Birds Have a Mysterious 'Quantum Sense'. Scientists Have Now Seen It in Action

It would be quite spooky to see the world through the eyes migratory birds. Their visual system is able to "see" the planet's magnetic fields, which is a clever trick of quantum Physics and biochemistry that allows them to navigate long distances.
Scientists from the University of Tokyo reported that they had observed for the first-ever time a key reaction. This reaction is believed to be responsible for birds' (and other animals') ability to sense the direction of Earth's poles.

This is a clear example of quantum physics directly impacting a biochemical reaction within a cell. This is something we have long suspected but never seen in practice.

The team used a microscope that was sensitive to faint flashes light to observe a culture of human cells with a light-sensitive material react dynamically to magnetic field changes.

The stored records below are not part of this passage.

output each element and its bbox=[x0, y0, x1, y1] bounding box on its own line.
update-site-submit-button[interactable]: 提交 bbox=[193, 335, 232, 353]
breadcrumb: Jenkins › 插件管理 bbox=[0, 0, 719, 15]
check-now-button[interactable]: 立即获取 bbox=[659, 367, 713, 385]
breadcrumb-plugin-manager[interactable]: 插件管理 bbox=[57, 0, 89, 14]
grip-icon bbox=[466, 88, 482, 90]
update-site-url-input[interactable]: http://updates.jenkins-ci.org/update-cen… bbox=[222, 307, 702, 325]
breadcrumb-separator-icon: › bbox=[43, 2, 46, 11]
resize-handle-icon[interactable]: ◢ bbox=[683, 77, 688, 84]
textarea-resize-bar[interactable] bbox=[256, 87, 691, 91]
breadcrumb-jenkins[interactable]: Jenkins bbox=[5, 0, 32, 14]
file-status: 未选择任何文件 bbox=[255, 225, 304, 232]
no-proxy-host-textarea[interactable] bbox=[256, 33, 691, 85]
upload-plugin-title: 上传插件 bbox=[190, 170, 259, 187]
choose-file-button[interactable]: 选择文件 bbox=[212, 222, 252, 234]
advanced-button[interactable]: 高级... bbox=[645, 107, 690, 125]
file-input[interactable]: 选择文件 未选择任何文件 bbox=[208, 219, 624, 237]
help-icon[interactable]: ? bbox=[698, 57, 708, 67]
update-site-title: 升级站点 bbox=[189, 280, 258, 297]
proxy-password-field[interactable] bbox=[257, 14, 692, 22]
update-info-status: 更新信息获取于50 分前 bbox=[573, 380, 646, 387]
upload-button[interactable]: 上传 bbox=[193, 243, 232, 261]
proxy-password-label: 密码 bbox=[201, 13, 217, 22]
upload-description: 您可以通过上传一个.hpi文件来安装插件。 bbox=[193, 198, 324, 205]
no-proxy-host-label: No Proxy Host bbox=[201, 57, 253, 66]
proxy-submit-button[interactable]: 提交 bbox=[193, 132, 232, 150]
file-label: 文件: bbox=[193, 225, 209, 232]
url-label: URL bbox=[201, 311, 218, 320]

As a magnetic field passes through a cell, its fluorescence dims. (Ikeya & Woodward, CC BY 4.0

Researchers observed a similar change in the laboratory to what might be expected if a bizarre quantum effect was behind the illuminating reaction.

Jonathan Woodward, a biophysicist, stated that "we have not modified or added anything" to these cells.

"We believe we have strong evidence that we have observed a quantum mechanical process affecting chemical activities at the cellular level."

How are cells, especially human cells, capable to respond to magnetic fields?

There are many theories, but most researchers believe that the unique quantum reaction of photoreceptors and cryptochromes is responsible for the ability.

Many species have cryptochromes in their cells. They regulate circadian rhythms and can be found in many cell types. They are linked to the ability to sense magnetic field in migratory birds, dogs and other animals.

Despite the fact that most people can't see magnet fields, cryptochromes are found in human cells. There is evidence that humans can still detect Earth's magnetism, even though they aren't conscious of it.

The researchers exposed a culture of cells containing cryptochromes to blue light and observed how they fluoresced. The team applied magnetic fields at different frequencies to the cells, causing them to glow.

The researchers found that the magnetic field was able to pass over cells and cause fluorescence to drop by 3.5 percent. This allowed them to demonstrate a direct reaction.

How does a magnetic field influence a photoreceptor's ability to read? It all boils down to spin, an intrinsic property of electrons.

Magnetic fields have a significant impact on spin, as we know. If you arrange electrons around an atom in the correct way, and gather enough of them in one place, the resultant mass of material can be made moveable by a weak magnetic field such as the one surrounding our planet.

If you are making a navigational compass needle, this is all fine and dandy. But with no obvious signs of magnetically-sensitive chunks of material inside pigeon skulls, physicists have had to think smaller.

Klaus Schulten, a Max Planck Institute researcher, developed a theory about how magnetic fields might influence chemical reactions in 1975.

It was a radical pair. An electron that isn’t paired with another electron is a garden-variety radical.

These bachelor electrons may adopt an atom's wingman to form a radical couple. They remain unpaired but due to their shared history, they are considered entangled. This means that their spins will coincide eerily no matter how far apart.

This correlation cannot be explained by continuing physical connections. It's therefore purely a quantum activity. Albert Einstein even considered it'spooky.

Their entanglement is fleeting in the bustle of a living cell. Even these brief correlating spins will only last for a short time enough to make a subtle change in the behavior of their parent atoms.

This experiment shows that when the magnetic field passes over cells, the fluorescence dips in the same direction. This suggests that the generation radical pairs has been affected.

One interesting result of this research is how weak magnetic fields can indirectly affect biological processes. Although there is no evidence that magnetism affects human health, similar experiments could be used to investigate.

Woodward said, "The joyous part about this research was to see that spins of two individual electrons could have a major impact on biology."

Our magnetosphere isn't just for birds. It is possible for many species of fish, worms and insects to do this. The Earth's magnetic field might have cognitive effects on humans.

This ability could have evolved to allow for a variety of actions that are based on different physical laws.

Evidence that at least one link the strangeness of quantum world behavior with that of a living being is enough to make us wonder what other bits biology might emerge from the dark depths of fundamental Physics.

This research was published by PNAS.

A previous version of this article appeared in January 2021.